With the help of a reformed Samir, Latika escapes the prostitution harem to find Jamal. Why, you ask, would wayward Samir agree to help his brother’s love Latika? Especially when Samir was one of the main people forcing her to remain a prostitute? Well, (1) we are shown him actively practicing his Muslim faith in the dim hope of absolving himself for his sins, and (2) we see Samir's face filled with what looked to be awe and wonder, every time he sees brother Jamal on TV. It was as if Samir finally accepted what he’d known all along: that Jamal was no longer just a jo-boy working at what Samir viewed as 'loser' jobs, that he was a much bigger and better person that Samir could ever be, or hope to be. Samir chose to pay homage to this realization in the end, knowing fully well that by assisting Latika get away from the gang that he would have to pay the ultimate price as determined by his fellow gangsters.

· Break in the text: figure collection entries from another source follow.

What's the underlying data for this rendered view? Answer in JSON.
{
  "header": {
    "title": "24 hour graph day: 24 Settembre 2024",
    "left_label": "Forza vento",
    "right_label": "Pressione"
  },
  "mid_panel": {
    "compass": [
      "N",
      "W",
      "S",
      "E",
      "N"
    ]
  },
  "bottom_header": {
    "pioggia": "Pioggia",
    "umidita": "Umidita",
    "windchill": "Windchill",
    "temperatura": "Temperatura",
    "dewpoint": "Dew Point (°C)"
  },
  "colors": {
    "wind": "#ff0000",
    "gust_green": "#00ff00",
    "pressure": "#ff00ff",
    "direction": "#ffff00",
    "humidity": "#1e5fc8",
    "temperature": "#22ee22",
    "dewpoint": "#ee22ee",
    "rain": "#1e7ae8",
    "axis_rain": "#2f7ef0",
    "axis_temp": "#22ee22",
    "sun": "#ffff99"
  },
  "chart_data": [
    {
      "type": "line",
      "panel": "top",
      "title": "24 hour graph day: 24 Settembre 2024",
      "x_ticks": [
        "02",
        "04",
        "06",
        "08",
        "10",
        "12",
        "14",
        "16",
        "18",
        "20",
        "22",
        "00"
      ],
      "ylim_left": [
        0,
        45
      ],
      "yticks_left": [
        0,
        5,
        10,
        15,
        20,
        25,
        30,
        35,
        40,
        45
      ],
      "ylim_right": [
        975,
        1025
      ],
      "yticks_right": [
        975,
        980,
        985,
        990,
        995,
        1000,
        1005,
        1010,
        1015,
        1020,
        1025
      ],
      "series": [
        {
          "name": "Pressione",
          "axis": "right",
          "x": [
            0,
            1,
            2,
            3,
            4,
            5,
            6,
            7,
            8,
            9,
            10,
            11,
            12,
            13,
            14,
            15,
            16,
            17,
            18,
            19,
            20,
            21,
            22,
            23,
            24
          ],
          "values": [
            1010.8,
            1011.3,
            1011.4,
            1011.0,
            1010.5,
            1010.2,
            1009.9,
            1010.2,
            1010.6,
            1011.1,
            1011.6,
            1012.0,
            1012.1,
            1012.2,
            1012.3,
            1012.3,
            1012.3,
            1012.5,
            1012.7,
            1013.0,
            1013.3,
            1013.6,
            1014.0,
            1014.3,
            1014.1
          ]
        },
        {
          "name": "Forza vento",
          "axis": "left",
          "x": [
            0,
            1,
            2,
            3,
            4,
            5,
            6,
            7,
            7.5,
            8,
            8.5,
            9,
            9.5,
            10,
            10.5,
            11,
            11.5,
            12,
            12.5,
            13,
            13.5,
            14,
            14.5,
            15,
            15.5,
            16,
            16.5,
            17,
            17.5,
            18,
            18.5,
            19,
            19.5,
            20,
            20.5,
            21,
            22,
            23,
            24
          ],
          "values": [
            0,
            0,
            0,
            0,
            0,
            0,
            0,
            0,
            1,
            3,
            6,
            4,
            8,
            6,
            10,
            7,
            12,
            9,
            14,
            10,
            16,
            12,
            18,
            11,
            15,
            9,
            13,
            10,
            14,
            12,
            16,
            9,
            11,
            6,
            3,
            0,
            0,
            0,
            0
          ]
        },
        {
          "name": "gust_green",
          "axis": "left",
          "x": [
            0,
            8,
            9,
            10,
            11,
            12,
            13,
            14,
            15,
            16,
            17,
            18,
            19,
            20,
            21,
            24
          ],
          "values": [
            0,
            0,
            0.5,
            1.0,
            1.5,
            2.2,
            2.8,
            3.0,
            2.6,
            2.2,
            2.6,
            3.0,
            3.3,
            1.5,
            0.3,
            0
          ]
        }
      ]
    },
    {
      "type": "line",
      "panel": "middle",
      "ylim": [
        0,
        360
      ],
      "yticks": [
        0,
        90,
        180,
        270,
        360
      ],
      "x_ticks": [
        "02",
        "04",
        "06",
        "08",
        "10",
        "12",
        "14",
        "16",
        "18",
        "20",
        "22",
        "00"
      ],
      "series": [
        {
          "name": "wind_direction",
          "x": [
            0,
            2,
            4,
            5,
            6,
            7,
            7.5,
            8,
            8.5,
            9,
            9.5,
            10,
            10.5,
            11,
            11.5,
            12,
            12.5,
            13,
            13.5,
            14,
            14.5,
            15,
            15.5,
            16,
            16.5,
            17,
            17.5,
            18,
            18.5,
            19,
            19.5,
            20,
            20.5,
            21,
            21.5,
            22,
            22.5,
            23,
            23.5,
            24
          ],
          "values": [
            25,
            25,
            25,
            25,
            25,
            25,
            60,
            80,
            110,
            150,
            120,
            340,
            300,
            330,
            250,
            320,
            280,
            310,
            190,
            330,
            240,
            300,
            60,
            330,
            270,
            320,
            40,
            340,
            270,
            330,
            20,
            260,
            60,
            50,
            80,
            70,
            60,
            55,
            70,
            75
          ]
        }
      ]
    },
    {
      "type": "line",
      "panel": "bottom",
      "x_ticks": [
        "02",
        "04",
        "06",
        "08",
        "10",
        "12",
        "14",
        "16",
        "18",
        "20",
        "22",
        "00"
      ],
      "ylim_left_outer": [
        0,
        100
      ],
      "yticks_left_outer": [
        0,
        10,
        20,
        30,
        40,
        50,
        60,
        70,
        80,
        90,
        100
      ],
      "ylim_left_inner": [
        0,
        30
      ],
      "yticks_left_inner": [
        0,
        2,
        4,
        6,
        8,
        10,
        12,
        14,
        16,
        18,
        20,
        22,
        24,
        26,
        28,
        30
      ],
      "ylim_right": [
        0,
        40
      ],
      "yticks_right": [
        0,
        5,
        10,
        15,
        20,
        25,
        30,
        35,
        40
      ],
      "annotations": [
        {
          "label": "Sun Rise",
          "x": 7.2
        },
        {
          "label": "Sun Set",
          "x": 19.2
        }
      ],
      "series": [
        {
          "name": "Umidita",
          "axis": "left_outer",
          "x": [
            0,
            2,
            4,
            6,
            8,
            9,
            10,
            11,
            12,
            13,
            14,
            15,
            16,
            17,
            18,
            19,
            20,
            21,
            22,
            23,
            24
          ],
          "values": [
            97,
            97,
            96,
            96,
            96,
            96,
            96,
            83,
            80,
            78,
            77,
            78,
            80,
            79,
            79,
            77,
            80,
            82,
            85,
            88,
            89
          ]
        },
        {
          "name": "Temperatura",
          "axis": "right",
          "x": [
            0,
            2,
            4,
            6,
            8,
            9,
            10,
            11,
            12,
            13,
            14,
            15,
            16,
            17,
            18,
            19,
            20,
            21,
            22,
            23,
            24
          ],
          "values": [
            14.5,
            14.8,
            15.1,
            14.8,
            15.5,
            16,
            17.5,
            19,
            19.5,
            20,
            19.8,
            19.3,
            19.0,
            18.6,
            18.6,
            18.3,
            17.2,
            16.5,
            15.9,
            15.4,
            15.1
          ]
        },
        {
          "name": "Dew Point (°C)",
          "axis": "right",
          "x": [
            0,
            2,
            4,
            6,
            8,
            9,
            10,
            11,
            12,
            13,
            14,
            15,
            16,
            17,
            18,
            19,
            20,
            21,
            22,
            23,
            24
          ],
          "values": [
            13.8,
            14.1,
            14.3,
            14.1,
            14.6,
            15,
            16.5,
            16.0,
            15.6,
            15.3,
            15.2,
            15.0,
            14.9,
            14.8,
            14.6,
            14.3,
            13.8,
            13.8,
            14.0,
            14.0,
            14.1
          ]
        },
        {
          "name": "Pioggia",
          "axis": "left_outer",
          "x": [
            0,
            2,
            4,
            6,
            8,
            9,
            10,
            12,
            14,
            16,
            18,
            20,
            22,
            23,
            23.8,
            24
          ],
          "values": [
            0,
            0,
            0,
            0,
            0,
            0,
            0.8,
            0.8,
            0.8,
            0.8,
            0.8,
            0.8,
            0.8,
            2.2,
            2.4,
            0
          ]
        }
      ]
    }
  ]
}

Slumdog Millionaire is a broad and cinematic narrative, and a wholeheartedly affecting movie experience. The young cast is fantastic, but it is Boyle’s cinematic scope that gives us a thorough feel for the heat, sweat, and street life of Mumbai. The enormous crowds, colors, volume, and sheer pace of modern-day India provide a steamy and electrifying backdrop to Boyle's vigorous movie. Slumdog Millionaire does tip its hat to Bollywood so that the love story is definitely affecting, but, thankfully, the film kept its central focus on whether or not a person can really survive and thrive after life on the streets of India.